To be disabled in America, in 2011, is to occupy the midpoint of a metaphorical highway, some stretches smooth and evenly paved, others rocky and difficult to navigate. When you look back at the road behind, you feel proud and satisfied that people with disabilities (PWD) have made significant progress since the days when we had no voice, no place in society, no civil rights whatsoever. Looking ahead, you see fewer physical obstacles but other remaining barriers, in terms of backward attitudes and ongoing exclusion, that society is still stubbornly reluctant to remove.
Like those of us with disabilities, Eric Neudel’s documentary Lives Worth Living is situated at that halfway point on the rocky road of progress. In just 54 inspiring and informative minutes, Neudel’s exceptional film (airing Oct. 27th at 10pm on the PBS series Independent Lens) provides a concise primer on the history of the disability rights movement in America. The film culminates with the passage of the Americans with Disabilities Act (ADA), which was signed into law by President George H.W. Bush on July 26th, 1990.
And yet, it’s only half the story.
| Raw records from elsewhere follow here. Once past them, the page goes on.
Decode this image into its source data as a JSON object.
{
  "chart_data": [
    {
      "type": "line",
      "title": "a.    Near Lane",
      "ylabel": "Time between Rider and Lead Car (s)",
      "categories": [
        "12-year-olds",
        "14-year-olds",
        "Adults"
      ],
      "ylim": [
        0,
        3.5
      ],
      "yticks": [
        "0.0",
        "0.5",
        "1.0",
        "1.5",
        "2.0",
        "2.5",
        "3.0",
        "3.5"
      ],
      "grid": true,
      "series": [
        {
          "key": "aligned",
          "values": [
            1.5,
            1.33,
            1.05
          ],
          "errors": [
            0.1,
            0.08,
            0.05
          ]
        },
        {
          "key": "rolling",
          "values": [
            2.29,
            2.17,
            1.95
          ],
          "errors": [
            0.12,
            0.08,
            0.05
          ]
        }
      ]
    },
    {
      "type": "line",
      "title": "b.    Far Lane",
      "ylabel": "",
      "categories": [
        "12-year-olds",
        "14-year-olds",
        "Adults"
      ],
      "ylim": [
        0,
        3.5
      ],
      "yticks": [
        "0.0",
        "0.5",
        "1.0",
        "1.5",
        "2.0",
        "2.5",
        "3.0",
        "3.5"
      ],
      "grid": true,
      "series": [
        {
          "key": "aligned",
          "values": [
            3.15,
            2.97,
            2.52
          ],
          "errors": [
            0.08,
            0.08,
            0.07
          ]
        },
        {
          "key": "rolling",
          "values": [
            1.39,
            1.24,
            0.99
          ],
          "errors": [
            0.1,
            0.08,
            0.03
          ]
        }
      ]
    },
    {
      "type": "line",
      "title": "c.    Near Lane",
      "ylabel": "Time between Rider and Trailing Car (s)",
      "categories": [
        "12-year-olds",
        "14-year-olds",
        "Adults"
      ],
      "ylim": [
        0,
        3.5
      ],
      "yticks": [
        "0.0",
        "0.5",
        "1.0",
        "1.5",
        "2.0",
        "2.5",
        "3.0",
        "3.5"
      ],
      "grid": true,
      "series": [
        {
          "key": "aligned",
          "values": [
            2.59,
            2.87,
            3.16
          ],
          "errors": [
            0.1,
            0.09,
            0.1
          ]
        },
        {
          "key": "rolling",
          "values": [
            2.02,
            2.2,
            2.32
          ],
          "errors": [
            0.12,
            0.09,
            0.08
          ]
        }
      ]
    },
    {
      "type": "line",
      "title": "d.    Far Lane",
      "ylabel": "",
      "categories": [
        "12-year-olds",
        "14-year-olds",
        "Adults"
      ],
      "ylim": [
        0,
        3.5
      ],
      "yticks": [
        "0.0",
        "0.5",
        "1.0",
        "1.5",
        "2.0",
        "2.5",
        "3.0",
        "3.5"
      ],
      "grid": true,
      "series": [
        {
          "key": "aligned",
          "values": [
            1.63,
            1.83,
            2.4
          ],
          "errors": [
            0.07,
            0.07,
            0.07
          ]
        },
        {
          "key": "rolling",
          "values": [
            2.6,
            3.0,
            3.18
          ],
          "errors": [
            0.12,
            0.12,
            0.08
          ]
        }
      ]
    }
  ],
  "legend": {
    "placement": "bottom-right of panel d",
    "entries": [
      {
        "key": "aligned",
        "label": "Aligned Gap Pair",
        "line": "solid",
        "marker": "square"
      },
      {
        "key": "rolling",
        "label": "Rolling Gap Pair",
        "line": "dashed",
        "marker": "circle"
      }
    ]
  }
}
In a perfect world, PBS would immediately finance a sequel so Neudel (who has devoted his career to documenting political and civil rights struggles) could chronicle the first 20 years of the ADA. That history is still unfolding, and the struggle to enforce and fully implement the ADA is just as compelling as the struggle for disability rights throughout the 1960s, ’70s and ’80s.